El viejo y el mar (II)
Escribía de pie y descalzo sobre la piel de un antílope, un kudú del cual quedó memoria en su obra ‘Las verdes colinas de África’
La biblioteca de Ernest Hemingway en la finca Vigía, población de San Francisco de Paula en Cuba, guarda en una de sus paredes la cabeza de un toro, escultura en piedra de su amigo Pablo Picasso, el pintor que fuera padrino de bautismo del cantante Miguel Bosé, nacido en Panamá, hijo de Luis Miguel Dominguín y Lucía Bosé.
Ahí en sus anaqueles, entre muchas obras, la biografía de George Washington y revistas de suscripción: Las Fronteras del Mar, Deporte Ilustrado, Life, Granja, así como publicaciones especializadas en pesca mayor y tratados de ingeniería de la Union Pacific.
También están ahí sus botas de trotamundos, carteles de toros, trofeos de caza -cabezadas disecadas de antílopes- y botellas, muchas botellas en el bar, el mismo que describiera en su obra póstuma de 1986, ‘El jardín del Edén’.
Anclado en tierra, su barco ‘Pilar’. Lo hizo artillar en tiempos de la Segunda Guerra Mundial, para salir a buscar “submarinos nazis” en la noche. Gregorio Fuentes fue su capitán, oficio que inspiró una película.
Mary Welsh, su última esposa, le hizo construir una torre de cuatro pisos, junto a la casa, con el propósito de alejarlo del ruido y las visitas inoportunas. Hemingway, no obstante, jamás escribió ahí. Convirtió esta torre en residencia de sus gatos, en bodega de aparejos de pesca.
Escribía de pie y descalzo sobre la piel de un antílope, un kudú del cual quedó memoria en su obra ‘Las verdes colinas de África’ (1935): “Era un kudú macho, enorme y hermoso, esta vez más muerto que una piedra, caído de costado con los cuernos formando grandes espirales oscuras, a cinco metros de donde yo acababa de hacer aquel disparo instantáneo. Lo contemplé, grande de patas largas, de un gris liso y suave con rayas blancas y sus retorcidos cuernos marrones como la madera de nogal.

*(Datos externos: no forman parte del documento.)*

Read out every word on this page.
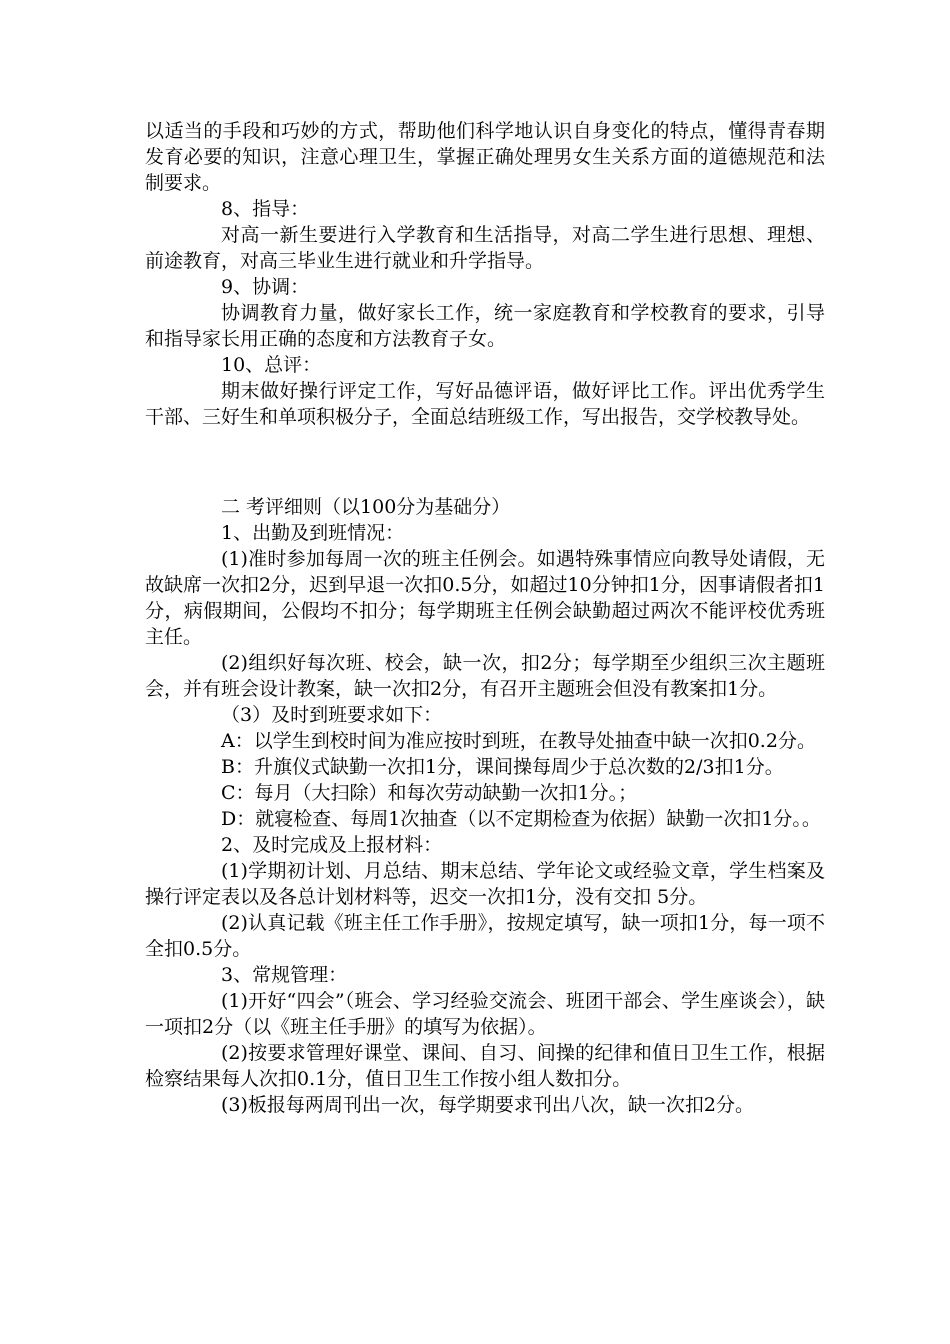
以适当的手段和巧妙的方式，帮助他们科学地认识自身变化的特点，懂得青春期发育必要的知识，注意心理卫生，掌握正确处理男女生关系方面的道德规范和法制要求。

8、指导：

对高一新生要进行入学教育和生活指导，对高二学生进行思想、理想、前途教育，对高三毕业生进行就业和升学指导。

9、协调：

协调教育力量，做好家长工作，统一家庭教育和学校教育的要求，引导和指导家长用正确的态度和方法教育子女。

10、总评：

期末做好操行评定工作，写好品德评语，做好评比工作。评出优秀学生干部、三好生和单项积极分子，全面总结班级工作，写出报告，交学校教导处。

二 考评细则（以100分为基础分）

1、出勤及到班情况：

(1)准时参加每周一次的班主任例会。如遇特殊事情应向教导处请假，无故缺席一次扣2分，迟到早退一次扣0.5分，如超过10分钟扣1分，因事请假者扣1分，病假期间，公假均不扣分；每学期班主任例会缺勤超过两次不能评校优秀班主任。

(2)组织好每次班、校会，缺一次，扣2分；每学期至少组织三次主题班会，并有班会设计教案，缺一次扣2分，有召开主题班会但没有教案扣1分。

（3）及时到班要求如下：

A：以学生到校时间为准应按时到班，在教导处抽查中缺一次扣0.2分。

B：升旗仪式缺勤一次扣1分，课间操每周少于总次数的2/3扣1分。

C：每月（大扫除）和每次劳动缺勤一次扣1分。；

D：就寝检查、每周1次抽查（以不定期检查为依据）缺勤一次扣1分。。

2、及时完成及上报材料：

(1)学期初计划、月总结、期末总结、学年论文或经验文章，学生档案及操行评定表以及各总计划材料等，迟交一次扣1分，没有交扣 5分。

(2)认真记载《班主任工作手册》，按规定填写，缺一项扣1分，每一项不全扣0.5分。

3、常规管理：

(1)开好“四会”（班会、学习经验交流会、班团干部会、学生座谈会），缺一项扣2分（以《班主任手册》的填写为依据）。

(2)按要求管理好课堂、课间、自习、间操的纪律和值日卫生工作，根据检察结果每人次扣0.1分，值日卫生工作按小组人数扣分。

(3)板报每两周刊出一次，每学期要求刊出八次，缺一次扣2分。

Tenía un dulce y agradable olor como el del tomillo después de la lluvia…”.
Inicialmente poeta, a los 32 años escribió en Alemania ‘Consejo a un Hijo’: “Nunca mates a un judío/ nunca firmes un contrato/ nunca alquiles un asiento…No te alistes en los ejércitos ni te cases con muchas mujeres/ nunca escribas para revistas/ nunca te rasques la urticaria/ no creas en las guerras, consérvate limpio y aseado/ nunca te cases con prostitutas/ nunca pagues a un chantajista/ nunca confíes en un editor o dormirás sobre paja. Todos tus amigos te dejarán/ todos tus amigos morirán/ así que lleva una vida limpia y sana y reúnete con ellos en el cielo…”.
Su afecto por los gatos lo expresó en poesía. Llegó a tener más de cincuenta felinos domésticos. Afirmaba que los gatos tenían una natural predisposición al sonido de la ‘S’ y por ellos los bautizaba con nombres que tuvieran esta letra. Sus gatos más queridos fueron Missouri, Lasco y Ambrossy. Sin embargo, el que robó su corazón fue ‘Christian Crazy’ (Cristiano Loco), al que dedicó este poema en 1946:
“Hubo un gato que se llamaba Cristiano Loco, que no vivió los suficiente para retorcerse; tenía un corazón alegre, joven y bello y conocía todos los secretos de la vida… siempre llegaba a tiempo a desayunar, corría por tus pies…persiguiendo una pelota era más rápido que un Pony de polo, no estaba preocupado un solo instante… su cola era un penacho que corría con él. Era más negro que la noche y más rápido que la luz. Así que los gatos malos lo mataron en otoño” (Finca Vigía, 1946).
Cuando era niño, en su casa de verano de Wallon Lake, a 300 millas de Chicago, leyó por primera vez a Mark Twain, Robert Louis Stevenson y Rudyard Kipling. Alternaba el silencio con períodos de gran locuacidad. Sus primeros escritos aparecieron en las revistas ‘Tabula’ y ‘Trapeze’ de la Escuela Superior de Oak Park, Illinois, su lugar de origen.
Admitido como chofer de ambulancias de la Cruz Roja en la Primera Guerra Mundial, en Italia, en la región de Fossalta di Piave, el 8 de julio de 1918, fue herido por una bala de mortero cuando intentaba rescatar a un soldado italiano.